Let $f$ be a $2 \pi$ periodic function on $\mathbb{R}$, with Fourier-coefficients $c_k$ and $\sum |c_k|$ exists. Let $ I$ be the integral of $f$ on $[0, 2 \pi]$. Define fore every $N \in \mathbb{Z}_{>0}$ the Riemann-sum as: $$ R_N := \frac{2 \pi}{N} \sum_{n=0}^{N-1} f\left(\frac{2 \pi n}{N} \right)$$ Show that $I= 2 \pi c_0$ and that $$ R_n = 2 \pi \sum_{l = - \infty}^{\infty} c_{_{l N}}$$
I've tried to solve this problem but I'm stuck. Obviously $I=2 \pi c_0$ follows from the definition of $c_0$, so this is very easy. But then I don't know how to show the other property.
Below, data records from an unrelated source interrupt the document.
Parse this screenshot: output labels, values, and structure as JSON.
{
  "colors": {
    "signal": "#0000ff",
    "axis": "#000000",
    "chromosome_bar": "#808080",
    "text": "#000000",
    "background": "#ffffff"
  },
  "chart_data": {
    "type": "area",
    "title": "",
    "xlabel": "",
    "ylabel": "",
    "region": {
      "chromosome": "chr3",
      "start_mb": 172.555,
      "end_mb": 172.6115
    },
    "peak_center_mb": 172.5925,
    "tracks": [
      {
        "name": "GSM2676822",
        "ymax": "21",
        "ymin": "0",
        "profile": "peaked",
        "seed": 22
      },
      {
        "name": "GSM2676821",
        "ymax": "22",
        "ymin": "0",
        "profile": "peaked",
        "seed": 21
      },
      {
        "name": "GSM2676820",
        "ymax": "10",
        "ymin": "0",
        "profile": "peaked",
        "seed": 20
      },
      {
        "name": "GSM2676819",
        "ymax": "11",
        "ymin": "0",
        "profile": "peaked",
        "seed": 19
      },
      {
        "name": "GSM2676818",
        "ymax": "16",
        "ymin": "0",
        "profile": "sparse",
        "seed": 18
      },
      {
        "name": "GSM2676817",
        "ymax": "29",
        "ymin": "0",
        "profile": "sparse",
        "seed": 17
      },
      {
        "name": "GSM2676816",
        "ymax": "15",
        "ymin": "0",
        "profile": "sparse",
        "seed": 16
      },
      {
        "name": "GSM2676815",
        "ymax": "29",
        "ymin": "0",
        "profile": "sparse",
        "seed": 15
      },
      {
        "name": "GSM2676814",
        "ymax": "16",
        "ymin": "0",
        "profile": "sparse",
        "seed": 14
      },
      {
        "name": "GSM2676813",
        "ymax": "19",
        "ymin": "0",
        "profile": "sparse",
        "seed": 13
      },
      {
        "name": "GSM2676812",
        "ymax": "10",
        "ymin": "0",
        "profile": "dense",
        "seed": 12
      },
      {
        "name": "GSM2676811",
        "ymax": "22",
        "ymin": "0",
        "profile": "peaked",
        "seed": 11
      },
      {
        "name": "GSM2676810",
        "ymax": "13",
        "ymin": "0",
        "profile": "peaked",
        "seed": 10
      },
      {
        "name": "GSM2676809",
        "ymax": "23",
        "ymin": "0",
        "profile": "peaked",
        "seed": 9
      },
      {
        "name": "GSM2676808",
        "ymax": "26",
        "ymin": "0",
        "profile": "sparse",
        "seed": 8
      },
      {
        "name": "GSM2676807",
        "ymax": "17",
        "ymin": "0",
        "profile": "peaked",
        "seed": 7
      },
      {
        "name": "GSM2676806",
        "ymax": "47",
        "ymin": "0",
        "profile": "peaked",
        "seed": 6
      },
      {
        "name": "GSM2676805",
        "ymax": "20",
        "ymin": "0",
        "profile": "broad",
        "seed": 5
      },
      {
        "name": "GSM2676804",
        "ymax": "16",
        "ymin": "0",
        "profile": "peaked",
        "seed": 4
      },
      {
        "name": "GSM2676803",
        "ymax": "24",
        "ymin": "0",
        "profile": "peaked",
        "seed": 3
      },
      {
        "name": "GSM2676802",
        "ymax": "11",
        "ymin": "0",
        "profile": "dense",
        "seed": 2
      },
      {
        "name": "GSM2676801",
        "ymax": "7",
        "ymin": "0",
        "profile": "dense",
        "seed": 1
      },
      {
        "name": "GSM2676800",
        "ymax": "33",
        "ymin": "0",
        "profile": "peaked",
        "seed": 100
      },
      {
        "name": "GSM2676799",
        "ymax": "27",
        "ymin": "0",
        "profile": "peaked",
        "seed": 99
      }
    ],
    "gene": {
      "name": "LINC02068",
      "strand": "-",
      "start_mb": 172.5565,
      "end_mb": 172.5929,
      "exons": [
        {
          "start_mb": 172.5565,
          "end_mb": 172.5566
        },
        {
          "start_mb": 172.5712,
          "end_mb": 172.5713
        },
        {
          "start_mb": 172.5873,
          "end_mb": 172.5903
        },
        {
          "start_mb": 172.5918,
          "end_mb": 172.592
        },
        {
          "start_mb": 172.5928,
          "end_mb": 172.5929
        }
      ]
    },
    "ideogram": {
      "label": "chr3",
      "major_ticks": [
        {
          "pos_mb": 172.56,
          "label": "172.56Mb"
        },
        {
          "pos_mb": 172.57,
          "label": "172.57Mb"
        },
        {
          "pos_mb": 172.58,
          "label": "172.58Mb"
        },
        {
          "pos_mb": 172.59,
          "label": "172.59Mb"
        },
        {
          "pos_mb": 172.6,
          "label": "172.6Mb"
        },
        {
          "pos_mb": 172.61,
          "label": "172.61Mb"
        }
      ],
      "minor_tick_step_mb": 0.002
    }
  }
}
There is an hint which tells me to substitute the fourier-series of $f$ in $R_N$ and then look at the cases that $\frac{k}{N} \in \mathbb{Z}$ and $\frac{k}{N} \in \mathbb{R} \backslash \mathbb{Z}$.
I tried to use that if $\frac{k}{N} \in \mathbb{Z}$, then $ e^{i 2 \pi n \frac{k}{N}} = 1$, but then I'm stuck at what to do with $\frac{k}{N} \in \mathbb{R} \backslash \mathbb{Z}$.
First, write $f$ evaluated at the relevant points in terms of its Fourier expansion:
$$ f\left(\frac{2 \pi n}{N}\right) = \sum_{l=-\infty}^{\infty} c_l \exp(i2\pi nl/N) $$
Then, write the Riemann sum:
\begin{align*} R_N &= \frac{2 \pi}{N} \sum_{n=0}^{N-1} f\left(\frac{2 \pi n}{N}\right) \\ &= \frac{2 \pi}{N}\sum_{n=0}^{N-1} \sum_{l=-\infty}^{\infty} c_l \exp(i2\pi nl/N) \\ &= \frac{2 \pi}{N} \sum_{l=-\infty}^{\infty} c_l \sum_{n=0}^{N-1} \exp(i2\pi nl/N) \end{align*}
Hint: The sum over $n$ is geometric when $l$ is not a multiple of $N$. What is the value of this sum in this case? What is the value when $l$ is a multiple of $N$?